Aggro: As mentioned in the summary, you have to have very lopsided draws to lose against most aggressive decks. Whether you must race or if you can control depends on how much removal you draw in your opening hand. Sticking a nearheath pilgrim with pretty much anything puts red decks extremely far behind. Non-red aggro decks such as affinity and merfolk have trouble dealing with all the spot removal and a resolved
Boros Reckoner
. That said, you may have some trouble with spell-focused burn decks which can race over your bulkier creatures.
Midrange: Junk and tokens are pretty terrible matchups. You have a hard time getting them into burn range, and they can afford to save their removal for your combo. That said, if they get an awkward draw, you have a good chance of exploiting an opening. Jund is more manageable, since their large amount of lifeloss. Between figures, reckoners, and hellions, we can hold our own in a topdeck war.
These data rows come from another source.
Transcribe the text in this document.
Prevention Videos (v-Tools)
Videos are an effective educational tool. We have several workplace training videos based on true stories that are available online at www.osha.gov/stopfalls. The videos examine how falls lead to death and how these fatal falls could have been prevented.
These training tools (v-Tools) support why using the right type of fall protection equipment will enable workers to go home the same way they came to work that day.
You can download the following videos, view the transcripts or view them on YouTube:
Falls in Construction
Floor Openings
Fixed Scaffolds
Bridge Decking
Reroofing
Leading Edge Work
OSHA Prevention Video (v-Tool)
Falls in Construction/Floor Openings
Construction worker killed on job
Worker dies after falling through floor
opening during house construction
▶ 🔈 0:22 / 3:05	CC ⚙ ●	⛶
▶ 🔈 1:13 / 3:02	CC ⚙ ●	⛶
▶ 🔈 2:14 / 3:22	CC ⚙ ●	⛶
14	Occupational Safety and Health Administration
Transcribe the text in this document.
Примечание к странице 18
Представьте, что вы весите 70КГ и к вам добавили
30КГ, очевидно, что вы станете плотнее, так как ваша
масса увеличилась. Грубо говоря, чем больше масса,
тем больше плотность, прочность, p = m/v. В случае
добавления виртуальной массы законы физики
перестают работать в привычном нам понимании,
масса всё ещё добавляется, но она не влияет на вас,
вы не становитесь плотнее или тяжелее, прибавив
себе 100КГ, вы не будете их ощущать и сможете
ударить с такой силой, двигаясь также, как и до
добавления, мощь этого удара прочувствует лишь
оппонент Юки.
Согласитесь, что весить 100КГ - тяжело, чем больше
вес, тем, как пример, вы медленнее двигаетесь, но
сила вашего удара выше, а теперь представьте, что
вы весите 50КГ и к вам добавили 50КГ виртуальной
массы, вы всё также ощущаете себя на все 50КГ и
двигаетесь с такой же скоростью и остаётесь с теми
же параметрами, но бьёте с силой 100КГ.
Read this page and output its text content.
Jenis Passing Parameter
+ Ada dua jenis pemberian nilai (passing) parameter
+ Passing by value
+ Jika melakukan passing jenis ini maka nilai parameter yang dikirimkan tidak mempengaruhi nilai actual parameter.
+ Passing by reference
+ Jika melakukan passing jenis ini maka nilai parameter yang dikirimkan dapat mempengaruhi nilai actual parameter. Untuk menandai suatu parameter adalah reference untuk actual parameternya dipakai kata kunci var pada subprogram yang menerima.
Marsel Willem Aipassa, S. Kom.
Tempo: Nut draws are tough to beat since landfall creatures make poor blockers, and a good portion of our gameplan is susceptible to bounce. That said, we are plenty fine with their slower draws thanks to the amount of removal we run.
Control: All of your cards are capable of singlehandedly dropping the opponent into burn range. They must have their early interaction or die. Even if they control the early game, they still have to play cautiously lest you combo out, giving you chances to get back into the game.
Combo: This deck goldfishes a little slower than other aggro decks, so your matchups against dedicated combo decks suffer accordingly. If you have a lot of combo in your meta, your sideboard should reflect it.
Big Mana: Tron is a rough matchup. Infinite life means nothing, and the pure aggro plan is often a turn or two too slow, often leaving us to pray we draw a reckoner and a hellion. We cannot win through a resolved ugin. Eldrazi and bloom are slightly better, since our creatures tend to interact favorably with opposing large creatures.